Preserving the Heart of Swall Meadows

“The thing I like about ESLT is that I believe in private property rights, and working with them allows me to still own my property while working towards protecting and preserving it," said Bob Naylon. Photo by Stephen Ingram.

When Bob Naylon traveled to the Eastern Sierra in the 1980’s, he was looking for a large open piece of land to call home. “I found this piece of Swall Meadows and it was beautiful,” Bob says, “and I bought it.” Over time, Bob and his wife Lee began to think about options to keep their property from development. “I have always been interested in land conservation, and it finally came to where we wanted to do something to protect our land.” Today, their land has been preserved with a conservation easement, a voluntary binding land protection agreement between the landowner and Eastern Sierra Land Trust (ESLT). Bob and Lee Naylon retain ownership and management responsibilities for their land while designating how the land will be used now and in the future.

Joseph Swall planted extensive fruit orchards in the early 1900’s, and operated a successful fruit business. Located at 6500 feet elevation, the fruit orchard was the highest orchard around. Today, five acres of the historic orchard remains productive. Photo by Lee Naylon.

Considered the heart of Swall Meadows, their 104 acre ranch gives residents of Swall Meadows and visitors to nearby public lands dramatic views of the Wheeler Ridge. “The incredible part about this project is that we are not only preserving important wildlife habitat, we are also preserving the unique history of our area,” said ESLT Lands Program Coordinator, Aaron Johnson. “Originally homesteaded by James C. Sherwin, the property was granted to Sherwin under the Homestead Act on August 20, 1881.” He goes on to explain that up to 1000 acres of land in the area was slowly purchased over time by Joseph Swall, which is where the name Swall Meadows originates.

The property encompasses a portion of the narrow migration corridor, as well as winter range habitat, used by the Round Valley mule deer herd. Photo by Lee Naylon.

The conservation easement on their 104 acre ranch preserves critical winter range habitat as well as a portion of the narrow migration corridor for the Round Valley mule deer herd. Critical habitat for the Round Valley mule deer herd is increasingly threatened, and this property is key in keeping the migration corridor open and winter forage available for the deer. As noted by Alisa Ellsworth, California Department of Fish and Game Associate Wildlife Biologist for the Lands North program, “The preservation of the Naylon property demonstrates a high level of environmental stewardship by the Naylons and their conservation partners by promoting responsible use and protection of a highly sensitive migration corridor. Not only will the Round Valley mule deer herd benefit, but many other wildlife species as well.”

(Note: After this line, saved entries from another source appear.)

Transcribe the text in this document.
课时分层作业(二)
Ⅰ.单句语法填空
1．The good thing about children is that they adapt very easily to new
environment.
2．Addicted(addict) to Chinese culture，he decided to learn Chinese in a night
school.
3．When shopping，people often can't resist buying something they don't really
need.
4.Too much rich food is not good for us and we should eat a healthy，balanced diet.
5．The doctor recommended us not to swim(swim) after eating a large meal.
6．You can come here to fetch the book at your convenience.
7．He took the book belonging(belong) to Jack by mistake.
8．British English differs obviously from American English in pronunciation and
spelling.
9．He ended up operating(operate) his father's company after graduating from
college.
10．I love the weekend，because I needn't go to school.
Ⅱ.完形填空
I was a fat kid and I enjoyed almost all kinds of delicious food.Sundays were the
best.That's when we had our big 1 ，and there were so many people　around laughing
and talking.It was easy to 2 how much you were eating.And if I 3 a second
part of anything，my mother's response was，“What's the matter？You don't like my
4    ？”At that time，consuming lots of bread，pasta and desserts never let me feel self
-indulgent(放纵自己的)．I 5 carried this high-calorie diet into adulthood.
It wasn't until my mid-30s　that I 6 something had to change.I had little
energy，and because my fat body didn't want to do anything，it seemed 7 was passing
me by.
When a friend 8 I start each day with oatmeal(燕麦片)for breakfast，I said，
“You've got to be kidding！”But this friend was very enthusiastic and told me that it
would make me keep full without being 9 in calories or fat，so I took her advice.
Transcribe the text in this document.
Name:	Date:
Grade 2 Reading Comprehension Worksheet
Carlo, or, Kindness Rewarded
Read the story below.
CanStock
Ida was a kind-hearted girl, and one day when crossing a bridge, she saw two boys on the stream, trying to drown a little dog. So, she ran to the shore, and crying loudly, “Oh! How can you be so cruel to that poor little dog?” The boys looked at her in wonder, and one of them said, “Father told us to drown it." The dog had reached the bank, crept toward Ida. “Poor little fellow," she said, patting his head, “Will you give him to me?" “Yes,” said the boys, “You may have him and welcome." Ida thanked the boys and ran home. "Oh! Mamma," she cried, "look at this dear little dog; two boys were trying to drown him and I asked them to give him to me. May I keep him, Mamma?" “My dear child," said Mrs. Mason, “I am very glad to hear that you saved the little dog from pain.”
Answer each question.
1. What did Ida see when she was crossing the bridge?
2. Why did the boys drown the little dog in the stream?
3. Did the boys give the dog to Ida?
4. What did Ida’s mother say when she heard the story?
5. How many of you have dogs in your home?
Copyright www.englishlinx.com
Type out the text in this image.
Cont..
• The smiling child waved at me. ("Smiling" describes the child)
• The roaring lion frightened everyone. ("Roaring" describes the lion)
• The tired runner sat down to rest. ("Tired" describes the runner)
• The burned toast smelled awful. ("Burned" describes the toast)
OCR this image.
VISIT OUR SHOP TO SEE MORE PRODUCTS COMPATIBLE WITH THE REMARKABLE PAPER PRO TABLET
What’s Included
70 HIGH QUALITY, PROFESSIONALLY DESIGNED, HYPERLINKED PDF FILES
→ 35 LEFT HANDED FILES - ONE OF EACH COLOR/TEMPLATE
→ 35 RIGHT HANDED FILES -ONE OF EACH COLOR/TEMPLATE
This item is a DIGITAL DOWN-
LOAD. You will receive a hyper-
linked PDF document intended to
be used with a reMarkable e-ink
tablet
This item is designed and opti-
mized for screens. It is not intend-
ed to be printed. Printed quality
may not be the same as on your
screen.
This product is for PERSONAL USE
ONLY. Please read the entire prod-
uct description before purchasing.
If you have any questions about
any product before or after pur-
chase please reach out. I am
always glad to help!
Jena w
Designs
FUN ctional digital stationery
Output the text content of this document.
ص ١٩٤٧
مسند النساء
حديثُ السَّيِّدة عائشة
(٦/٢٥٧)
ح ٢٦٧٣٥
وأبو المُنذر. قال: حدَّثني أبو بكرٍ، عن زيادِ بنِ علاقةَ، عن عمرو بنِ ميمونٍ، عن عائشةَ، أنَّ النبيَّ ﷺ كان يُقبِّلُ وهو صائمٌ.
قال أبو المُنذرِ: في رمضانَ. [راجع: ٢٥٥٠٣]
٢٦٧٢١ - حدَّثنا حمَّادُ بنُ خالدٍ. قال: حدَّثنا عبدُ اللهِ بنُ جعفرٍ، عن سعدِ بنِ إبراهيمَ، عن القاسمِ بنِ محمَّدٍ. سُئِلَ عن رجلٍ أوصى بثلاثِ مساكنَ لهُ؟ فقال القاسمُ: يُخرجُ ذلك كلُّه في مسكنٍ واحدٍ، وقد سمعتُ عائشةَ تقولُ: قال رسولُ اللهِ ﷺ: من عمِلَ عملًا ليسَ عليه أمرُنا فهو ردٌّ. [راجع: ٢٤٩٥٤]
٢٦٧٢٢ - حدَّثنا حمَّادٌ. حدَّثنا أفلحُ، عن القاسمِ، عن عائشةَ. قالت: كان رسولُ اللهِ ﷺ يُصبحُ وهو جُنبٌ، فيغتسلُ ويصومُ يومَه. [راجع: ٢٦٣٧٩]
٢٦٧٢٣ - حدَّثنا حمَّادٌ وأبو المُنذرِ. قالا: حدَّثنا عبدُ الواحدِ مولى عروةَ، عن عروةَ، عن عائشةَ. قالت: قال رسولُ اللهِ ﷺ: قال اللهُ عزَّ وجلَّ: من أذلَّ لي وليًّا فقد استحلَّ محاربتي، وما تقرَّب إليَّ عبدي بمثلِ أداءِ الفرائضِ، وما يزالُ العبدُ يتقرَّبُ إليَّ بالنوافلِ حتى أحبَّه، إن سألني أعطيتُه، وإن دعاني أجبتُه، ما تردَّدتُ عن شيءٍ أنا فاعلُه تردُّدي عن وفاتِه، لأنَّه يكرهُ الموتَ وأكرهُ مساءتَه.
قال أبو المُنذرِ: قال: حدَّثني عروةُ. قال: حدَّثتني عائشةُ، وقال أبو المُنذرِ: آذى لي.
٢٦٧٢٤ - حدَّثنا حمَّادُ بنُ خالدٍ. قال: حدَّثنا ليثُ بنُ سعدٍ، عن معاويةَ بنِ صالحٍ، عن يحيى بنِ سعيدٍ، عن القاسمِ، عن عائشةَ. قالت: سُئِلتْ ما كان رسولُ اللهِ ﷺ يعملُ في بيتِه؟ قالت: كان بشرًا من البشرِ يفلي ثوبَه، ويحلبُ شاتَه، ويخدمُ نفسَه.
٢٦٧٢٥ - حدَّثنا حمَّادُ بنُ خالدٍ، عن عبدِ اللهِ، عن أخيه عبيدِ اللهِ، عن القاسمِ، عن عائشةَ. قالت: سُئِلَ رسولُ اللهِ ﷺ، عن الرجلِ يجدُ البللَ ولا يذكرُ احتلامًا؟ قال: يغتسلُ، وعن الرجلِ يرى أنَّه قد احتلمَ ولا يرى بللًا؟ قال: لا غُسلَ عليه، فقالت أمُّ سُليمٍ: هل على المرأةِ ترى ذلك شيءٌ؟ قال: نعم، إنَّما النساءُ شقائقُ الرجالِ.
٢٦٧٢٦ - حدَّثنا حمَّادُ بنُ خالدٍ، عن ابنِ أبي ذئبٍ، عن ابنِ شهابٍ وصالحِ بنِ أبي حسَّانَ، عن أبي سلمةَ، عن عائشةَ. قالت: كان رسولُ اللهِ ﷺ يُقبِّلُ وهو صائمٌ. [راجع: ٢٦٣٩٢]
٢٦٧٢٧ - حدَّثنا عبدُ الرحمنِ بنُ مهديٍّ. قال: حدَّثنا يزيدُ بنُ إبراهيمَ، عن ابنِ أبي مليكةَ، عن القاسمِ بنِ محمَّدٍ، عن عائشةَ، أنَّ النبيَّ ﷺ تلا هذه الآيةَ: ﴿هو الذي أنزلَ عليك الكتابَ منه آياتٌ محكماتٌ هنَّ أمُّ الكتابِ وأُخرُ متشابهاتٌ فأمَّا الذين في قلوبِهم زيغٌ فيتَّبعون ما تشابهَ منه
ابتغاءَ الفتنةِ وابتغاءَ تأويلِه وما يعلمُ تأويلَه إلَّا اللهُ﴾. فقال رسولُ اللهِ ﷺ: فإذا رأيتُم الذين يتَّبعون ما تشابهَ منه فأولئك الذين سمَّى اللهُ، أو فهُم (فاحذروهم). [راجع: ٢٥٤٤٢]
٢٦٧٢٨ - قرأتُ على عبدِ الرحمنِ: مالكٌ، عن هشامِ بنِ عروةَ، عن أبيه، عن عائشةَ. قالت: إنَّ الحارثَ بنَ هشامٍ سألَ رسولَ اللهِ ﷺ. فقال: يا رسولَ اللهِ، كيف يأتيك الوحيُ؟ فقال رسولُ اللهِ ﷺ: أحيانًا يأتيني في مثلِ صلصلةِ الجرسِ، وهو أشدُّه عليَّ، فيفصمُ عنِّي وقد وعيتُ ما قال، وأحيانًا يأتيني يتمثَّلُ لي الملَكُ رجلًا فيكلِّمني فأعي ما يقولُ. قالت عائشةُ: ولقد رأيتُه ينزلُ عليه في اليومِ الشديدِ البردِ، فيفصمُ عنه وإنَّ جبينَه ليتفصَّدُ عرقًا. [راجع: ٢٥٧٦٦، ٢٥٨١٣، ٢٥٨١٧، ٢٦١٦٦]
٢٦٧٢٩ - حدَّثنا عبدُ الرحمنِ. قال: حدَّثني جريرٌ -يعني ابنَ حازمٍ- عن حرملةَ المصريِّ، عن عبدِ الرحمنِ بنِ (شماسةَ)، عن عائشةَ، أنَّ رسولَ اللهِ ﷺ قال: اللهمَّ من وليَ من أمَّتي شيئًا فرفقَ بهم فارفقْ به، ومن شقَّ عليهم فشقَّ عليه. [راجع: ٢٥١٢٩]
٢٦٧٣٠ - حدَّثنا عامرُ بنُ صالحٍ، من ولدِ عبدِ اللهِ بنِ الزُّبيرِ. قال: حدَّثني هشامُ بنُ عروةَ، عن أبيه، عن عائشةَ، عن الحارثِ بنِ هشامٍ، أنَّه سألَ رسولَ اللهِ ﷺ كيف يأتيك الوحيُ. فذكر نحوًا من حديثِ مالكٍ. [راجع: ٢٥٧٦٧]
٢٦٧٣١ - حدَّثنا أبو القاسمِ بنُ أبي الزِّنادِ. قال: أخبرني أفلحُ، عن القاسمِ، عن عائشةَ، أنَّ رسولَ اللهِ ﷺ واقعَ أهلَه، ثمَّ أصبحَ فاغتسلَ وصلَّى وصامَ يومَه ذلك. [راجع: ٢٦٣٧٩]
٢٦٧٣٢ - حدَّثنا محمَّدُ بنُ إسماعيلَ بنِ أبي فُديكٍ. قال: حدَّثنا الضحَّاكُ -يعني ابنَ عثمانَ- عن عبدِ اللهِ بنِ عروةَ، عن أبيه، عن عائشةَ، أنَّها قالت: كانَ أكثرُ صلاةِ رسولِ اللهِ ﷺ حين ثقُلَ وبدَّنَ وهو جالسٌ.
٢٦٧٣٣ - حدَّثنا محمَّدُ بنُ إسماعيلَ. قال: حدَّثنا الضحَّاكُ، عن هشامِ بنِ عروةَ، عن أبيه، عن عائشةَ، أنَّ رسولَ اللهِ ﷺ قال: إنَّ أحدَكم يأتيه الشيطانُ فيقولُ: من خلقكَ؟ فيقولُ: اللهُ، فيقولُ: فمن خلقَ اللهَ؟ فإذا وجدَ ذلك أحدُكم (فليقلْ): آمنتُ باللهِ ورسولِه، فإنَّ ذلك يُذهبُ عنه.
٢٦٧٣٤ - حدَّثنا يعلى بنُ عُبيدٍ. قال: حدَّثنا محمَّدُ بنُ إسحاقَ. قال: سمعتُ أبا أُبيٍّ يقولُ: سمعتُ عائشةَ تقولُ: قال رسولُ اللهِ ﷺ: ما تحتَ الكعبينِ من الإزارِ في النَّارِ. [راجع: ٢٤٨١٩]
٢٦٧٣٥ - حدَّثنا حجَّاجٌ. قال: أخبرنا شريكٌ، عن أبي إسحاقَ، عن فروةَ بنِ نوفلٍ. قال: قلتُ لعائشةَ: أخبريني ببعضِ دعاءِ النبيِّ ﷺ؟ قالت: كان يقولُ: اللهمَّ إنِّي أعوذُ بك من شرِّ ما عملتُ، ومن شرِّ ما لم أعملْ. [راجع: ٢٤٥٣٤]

Save the Date! Saturday, October 22, 2011 Naylon Easement Celebration. Stay tuned for more information. Photo by Lee Naylon.

ESLT partnered with the California Deer Association (CDA), who provided a portion of the funding for the easement purchase. Doug Brown, of the Eastern Sierra CDA Project Committee, said, “the California Deer Association is committed to protecting critical deer habitat. Because the Naylon conservation easement is part of the deer migration corridor, it is very important to the Round Valley mule deer herd.” Additionally, ESLT would like to thank the California Wildlife Conservation Board for easement funding and to give a special mention to Jim Lidberg, Projects Chairman from the CDA, who before he passed away was instrumental in the beginning stages of this project.

ESLT Board Members Rick Kattelmann, Tony Taylor and Sid Tyler on a tour of the newly completed conservation easement.

As always, the people and organizations involved in the preservation of this incredible land have made the difference.  Thank you to our members, volunteers, agency funders, and especially the Naylon family.